Foi rápido e imperceptível. Num átimo estava a ponto de se afogar, no outro estava de costas sobre a terra aos pés de uma das árvores que os rodeavam. E o mais surpreendente foi perceber que o ‘doutor’ – o atraente e suspeito doutor – a imobilizava numa posição estimulante enquanto começava a tirar-lhe a única peça de roupa.

– Desgraçado. – murmurou raivosa, livrando-se daquela posição e se levantando em modo de ataque. – Então é esse seu jogo!

Ele não respondeu. Com movimentos fluidos e confiantes, viu-o se pôr em guarda e partir para cima dela, atacando-a com mãos espalmadas, quase num estilo passivo. Não tinha força alguma em suas investidas, mas a técnica era poderosa. Se ele a tocasse, estaria presa.

Desviou-se dele o melhor que pôde e se preparou para atacá-lo. Entretanto, seu estilo ativo seria inútil ao alcance daquelas mãos. Se o atacasse com força, ele a direcionaria de volta; e já tivera péssimas experiências em enfrentar a própria força.

– Agradeceria se me deixasse fazer o meu trabalho. – ele pediu naquela voz de tom sério e firme, mas não menos gentil e sensual.

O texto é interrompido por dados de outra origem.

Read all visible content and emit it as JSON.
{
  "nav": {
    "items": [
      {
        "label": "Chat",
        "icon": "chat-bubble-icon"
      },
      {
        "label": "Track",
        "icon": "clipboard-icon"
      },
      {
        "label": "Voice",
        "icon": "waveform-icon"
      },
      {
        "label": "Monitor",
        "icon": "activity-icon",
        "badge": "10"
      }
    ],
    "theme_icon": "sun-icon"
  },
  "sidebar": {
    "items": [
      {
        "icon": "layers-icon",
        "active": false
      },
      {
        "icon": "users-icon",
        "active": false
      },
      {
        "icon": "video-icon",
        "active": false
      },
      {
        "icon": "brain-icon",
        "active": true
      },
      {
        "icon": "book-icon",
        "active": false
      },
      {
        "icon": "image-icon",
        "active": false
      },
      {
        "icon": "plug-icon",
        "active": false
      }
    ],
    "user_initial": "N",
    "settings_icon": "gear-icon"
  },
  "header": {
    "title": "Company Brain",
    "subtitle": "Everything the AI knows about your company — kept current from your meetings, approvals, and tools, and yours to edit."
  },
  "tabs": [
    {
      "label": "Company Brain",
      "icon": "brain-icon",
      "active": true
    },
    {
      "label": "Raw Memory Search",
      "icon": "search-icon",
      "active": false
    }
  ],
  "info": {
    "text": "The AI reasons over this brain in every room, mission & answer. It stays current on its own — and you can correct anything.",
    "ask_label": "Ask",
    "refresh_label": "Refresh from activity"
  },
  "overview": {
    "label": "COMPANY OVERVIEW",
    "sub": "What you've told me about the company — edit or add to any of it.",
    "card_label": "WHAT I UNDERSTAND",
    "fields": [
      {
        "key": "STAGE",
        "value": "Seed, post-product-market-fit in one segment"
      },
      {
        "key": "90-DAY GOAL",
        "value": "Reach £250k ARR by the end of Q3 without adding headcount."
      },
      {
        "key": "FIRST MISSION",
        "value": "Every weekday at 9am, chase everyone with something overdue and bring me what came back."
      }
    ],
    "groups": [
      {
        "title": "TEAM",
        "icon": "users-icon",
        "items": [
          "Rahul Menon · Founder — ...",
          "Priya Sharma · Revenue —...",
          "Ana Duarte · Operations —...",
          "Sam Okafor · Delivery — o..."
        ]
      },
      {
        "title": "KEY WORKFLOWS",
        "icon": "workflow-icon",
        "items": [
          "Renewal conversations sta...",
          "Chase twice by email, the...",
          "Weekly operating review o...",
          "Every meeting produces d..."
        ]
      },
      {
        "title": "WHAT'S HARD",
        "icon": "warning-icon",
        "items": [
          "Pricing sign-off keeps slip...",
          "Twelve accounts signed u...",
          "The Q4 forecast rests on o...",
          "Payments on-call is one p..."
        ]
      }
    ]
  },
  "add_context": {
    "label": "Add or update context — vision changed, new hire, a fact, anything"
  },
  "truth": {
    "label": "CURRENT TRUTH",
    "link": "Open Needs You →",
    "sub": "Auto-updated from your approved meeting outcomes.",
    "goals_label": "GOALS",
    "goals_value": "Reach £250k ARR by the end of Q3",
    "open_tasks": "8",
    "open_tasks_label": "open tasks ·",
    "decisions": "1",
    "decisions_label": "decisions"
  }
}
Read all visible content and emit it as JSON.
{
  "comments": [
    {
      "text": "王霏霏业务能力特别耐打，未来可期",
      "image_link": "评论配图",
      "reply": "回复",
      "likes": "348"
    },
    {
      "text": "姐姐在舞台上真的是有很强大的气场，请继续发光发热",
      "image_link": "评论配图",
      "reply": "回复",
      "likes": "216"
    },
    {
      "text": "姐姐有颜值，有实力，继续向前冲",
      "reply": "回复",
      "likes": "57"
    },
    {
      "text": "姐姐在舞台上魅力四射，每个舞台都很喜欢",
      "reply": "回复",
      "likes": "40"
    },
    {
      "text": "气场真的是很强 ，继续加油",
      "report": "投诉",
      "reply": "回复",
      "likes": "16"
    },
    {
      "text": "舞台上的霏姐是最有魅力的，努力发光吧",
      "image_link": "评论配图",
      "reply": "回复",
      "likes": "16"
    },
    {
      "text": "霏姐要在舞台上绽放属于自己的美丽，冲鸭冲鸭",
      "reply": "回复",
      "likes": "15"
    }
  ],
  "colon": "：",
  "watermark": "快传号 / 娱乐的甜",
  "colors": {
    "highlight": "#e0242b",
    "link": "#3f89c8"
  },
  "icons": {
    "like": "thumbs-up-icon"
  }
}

– Vá para o inferno. – ela brandiu, atacando-o com fúria, cansada de atuar naquela dança sem sentido e sem se importar com o que ele veria sob sua roupa fina.

Quando ela o atacou, ele se esquivou lindamente. Num rápido movimento, sacou uma seringa das vestes e injetou nela, logo acima do machucado. O desconforto que Kira sentia inicialmente foi anestesiado quase imediatamente e seu sangue parou de minar, numa breve prévia do que viria a seguir: mais dor.

Uma dor excruciante tomou-lhe conta do corpo, partindo da ferida aberta e se alastrando por cada filamento de seus músculos, inundando seu cérebro com sinapses nervosas. Caiu no chão sem forças para combater o que acontecia em seu corpo, mas forte o bastante para segurar os gritos no fundo da garganta. Não queria deixar seus primos à mercê daquele cara e muito menos dar-lhe prazer em ouvir seus gritos de agonia.

– Relaxe, não vai demorar. – ele falou calmo ao se ajoelhar ao seu lado, antes de cobri-la com seu corpo. – Relaxe, senão a dor vai piorar.

Ela se debateu, golpeando-o o máximo que podia, na tentativa de criar uma brecha para escapar. Tinha que sair de perto dele, ir para o acampamento e se refugiar lá até estar em boa forma. O campo de força e as adagas de Leo dariam conta de afastá-lo pelo tempo necessário, só precisava chegar lá.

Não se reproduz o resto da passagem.